If your finances are teetering on the edge of individual bankruptcy, it’s the perfect time to take a better look at your alternatives. While bankruptcy isn’t best, there are still things you can do to avoid it—if you operate fast.

Minimize Overhead – Slash needless spending and stick to your funds. Then you will have more money to funnel toward debt repayment. Start by figuring out the “four walls” of your expenditures: food, resources, housing and transportation. Subsequent, consider if you can cut any non-essential spending like eating out, shopping and entertainment. Finally, minimize gifts to family and friends right up until you purchase your finances in better condition.

Boost consumer and small business banking solutions Income — Getting more funds coming in may be hard, but is considered important to do whatever you are able to to avoid personal bankruptcy. Try working extra hours, taking on a second job or selling most of your properties and assets. Another option is always to ask someone or member of the family for a loan—though this option should be a last resort, as it may strain associations and make you even further in financial trouble.

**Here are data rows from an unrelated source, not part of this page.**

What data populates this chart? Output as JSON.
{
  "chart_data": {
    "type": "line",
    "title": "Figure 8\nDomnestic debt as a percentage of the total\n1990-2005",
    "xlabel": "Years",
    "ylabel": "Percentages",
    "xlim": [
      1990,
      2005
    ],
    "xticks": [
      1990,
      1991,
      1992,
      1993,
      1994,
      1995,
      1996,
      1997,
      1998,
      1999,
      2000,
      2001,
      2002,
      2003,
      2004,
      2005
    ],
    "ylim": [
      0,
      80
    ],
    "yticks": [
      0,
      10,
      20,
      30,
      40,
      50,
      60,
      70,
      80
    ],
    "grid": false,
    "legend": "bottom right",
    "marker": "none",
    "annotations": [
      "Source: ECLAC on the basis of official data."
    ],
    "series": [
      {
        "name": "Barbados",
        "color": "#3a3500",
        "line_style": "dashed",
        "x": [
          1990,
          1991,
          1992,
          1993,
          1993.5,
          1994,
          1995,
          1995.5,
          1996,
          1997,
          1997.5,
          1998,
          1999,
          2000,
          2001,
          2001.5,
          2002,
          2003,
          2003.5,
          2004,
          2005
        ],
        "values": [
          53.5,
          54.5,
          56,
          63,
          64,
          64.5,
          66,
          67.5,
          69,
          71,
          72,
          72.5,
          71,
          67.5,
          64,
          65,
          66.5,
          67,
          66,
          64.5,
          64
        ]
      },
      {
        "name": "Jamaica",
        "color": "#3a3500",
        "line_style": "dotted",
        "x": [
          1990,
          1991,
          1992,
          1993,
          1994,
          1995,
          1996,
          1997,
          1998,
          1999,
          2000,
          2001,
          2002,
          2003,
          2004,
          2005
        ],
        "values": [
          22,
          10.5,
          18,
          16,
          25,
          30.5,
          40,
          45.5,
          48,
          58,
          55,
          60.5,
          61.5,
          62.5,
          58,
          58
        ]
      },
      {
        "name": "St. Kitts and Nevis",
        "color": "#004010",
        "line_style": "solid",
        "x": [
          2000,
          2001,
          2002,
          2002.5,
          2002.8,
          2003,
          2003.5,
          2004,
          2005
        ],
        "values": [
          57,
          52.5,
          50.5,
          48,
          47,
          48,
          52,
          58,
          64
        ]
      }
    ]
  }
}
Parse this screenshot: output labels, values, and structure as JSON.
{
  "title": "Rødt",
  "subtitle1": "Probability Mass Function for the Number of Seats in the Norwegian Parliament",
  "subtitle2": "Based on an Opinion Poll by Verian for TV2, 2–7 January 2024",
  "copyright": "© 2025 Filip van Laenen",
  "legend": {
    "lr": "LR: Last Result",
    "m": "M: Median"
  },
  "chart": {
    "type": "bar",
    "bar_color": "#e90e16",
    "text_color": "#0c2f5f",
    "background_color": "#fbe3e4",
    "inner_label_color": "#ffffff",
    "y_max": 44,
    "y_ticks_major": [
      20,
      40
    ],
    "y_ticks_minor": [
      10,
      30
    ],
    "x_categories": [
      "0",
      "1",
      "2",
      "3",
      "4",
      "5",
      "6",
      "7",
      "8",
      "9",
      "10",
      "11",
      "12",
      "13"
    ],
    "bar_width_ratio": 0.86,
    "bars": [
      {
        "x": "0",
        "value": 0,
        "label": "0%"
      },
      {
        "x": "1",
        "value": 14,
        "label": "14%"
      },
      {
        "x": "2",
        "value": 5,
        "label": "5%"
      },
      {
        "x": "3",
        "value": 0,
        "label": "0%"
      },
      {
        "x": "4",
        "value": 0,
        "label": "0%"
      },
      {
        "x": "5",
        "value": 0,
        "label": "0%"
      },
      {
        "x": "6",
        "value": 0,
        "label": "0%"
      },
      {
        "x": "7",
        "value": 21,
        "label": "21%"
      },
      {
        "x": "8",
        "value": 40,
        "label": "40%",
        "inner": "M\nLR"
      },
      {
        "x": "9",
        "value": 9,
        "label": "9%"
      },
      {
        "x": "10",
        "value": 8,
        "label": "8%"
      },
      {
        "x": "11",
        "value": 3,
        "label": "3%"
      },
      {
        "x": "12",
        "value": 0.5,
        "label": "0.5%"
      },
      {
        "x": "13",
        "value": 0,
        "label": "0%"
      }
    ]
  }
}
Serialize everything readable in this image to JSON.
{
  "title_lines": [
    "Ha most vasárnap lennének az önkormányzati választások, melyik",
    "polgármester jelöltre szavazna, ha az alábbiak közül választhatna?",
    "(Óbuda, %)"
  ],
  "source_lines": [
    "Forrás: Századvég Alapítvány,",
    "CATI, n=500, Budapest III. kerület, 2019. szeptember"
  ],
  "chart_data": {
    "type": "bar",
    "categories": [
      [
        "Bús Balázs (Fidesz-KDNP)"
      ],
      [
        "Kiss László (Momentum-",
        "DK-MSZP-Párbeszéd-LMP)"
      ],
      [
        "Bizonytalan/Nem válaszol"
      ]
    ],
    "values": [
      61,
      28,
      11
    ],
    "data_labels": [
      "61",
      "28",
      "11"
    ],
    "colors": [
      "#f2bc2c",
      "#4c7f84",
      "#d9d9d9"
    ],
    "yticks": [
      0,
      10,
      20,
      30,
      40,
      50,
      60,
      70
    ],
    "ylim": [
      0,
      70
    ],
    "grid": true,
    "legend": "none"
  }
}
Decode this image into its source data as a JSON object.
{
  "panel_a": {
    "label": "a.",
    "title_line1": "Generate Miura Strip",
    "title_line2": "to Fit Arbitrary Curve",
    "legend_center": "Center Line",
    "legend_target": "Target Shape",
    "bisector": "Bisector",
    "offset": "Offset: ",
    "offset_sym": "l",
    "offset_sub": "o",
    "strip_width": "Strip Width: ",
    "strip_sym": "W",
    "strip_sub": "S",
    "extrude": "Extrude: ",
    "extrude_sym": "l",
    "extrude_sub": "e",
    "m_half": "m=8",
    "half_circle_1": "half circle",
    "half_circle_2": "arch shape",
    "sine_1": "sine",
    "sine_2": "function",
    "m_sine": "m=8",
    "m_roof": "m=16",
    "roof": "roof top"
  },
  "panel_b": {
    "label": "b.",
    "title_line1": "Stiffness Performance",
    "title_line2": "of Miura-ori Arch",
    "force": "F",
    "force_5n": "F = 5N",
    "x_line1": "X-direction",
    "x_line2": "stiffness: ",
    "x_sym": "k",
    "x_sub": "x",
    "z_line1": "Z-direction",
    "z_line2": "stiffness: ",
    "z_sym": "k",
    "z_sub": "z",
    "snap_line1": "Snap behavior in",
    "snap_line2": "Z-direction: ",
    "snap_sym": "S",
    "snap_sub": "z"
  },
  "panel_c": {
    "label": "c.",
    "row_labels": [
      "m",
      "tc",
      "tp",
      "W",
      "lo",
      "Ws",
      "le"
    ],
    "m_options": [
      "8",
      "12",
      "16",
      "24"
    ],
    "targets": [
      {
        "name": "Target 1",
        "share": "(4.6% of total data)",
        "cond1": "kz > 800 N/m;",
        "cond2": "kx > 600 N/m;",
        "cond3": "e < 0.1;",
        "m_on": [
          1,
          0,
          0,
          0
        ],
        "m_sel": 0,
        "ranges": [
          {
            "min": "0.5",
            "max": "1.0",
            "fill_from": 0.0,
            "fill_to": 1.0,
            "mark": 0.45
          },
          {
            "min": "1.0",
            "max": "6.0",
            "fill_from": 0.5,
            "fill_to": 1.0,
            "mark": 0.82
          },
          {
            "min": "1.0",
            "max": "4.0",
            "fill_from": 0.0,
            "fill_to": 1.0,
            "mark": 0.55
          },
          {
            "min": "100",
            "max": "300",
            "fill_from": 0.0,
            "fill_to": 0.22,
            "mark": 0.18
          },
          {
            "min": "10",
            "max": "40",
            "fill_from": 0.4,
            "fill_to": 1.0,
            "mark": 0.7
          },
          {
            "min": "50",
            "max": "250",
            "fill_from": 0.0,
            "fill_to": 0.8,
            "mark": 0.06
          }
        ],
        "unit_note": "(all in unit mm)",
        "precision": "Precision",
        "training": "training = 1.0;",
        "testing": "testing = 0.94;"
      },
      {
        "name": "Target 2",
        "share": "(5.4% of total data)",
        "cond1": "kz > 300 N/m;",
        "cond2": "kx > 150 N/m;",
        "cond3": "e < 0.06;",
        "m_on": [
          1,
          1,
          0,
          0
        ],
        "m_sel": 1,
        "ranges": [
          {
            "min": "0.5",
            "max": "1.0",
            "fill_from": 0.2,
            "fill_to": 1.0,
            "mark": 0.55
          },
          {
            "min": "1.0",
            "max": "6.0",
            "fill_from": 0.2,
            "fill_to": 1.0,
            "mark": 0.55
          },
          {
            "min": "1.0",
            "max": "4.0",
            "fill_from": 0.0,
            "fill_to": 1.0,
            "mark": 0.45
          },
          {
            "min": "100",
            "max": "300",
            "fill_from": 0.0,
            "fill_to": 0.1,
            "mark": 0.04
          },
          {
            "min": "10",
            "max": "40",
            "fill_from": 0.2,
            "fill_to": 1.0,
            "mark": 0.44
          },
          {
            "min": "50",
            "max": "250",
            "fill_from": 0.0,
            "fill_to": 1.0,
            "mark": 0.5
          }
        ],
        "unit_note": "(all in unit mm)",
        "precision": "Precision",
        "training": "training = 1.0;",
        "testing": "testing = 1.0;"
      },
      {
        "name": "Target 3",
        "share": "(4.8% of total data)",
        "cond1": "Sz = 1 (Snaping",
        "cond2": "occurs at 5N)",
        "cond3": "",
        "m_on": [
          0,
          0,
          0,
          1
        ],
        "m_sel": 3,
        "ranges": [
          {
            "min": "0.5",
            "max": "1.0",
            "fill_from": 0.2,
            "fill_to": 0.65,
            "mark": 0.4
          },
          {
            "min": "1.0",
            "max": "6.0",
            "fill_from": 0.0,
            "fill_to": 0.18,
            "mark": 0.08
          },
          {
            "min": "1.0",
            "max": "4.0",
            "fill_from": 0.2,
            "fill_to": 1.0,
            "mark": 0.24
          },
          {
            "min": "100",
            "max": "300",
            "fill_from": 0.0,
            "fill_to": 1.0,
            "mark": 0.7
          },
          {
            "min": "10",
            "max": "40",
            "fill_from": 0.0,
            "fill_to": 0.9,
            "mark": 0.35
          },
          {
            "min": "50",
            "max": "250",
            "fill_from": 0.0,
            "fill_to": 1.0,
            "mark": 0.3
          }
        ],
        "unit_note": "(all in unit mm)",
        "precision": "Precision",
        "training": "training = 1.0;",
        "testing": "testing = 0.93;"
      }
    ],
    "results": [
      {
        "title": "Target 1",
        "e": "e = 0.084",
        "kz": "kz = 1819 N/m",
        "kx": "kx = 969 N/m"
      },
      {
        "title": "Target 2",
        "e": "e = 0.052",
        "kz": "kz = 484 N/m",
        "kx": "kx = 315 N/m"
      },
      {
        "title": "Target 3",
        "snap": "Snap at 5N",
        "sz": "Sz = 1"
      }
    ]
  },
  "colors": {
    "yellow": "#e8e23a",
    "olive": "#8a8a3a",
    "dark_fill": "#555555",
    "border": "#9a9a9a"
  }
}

Examine Types of Debts – Only some types of debt could be discharged through bankruptcy, which include child support, most again taxes and student loans. If a significant chunk of the debt is usually non-dischargeable, alternatives to personal bankruptcy for example a debt management schedule may be more suitable.

Identify what bankruptcy solutions you will need based on the buyer category. Bankruptcy software streamlines case management and reduces manual work with features like electronic filing, shape automation and legal type libraries.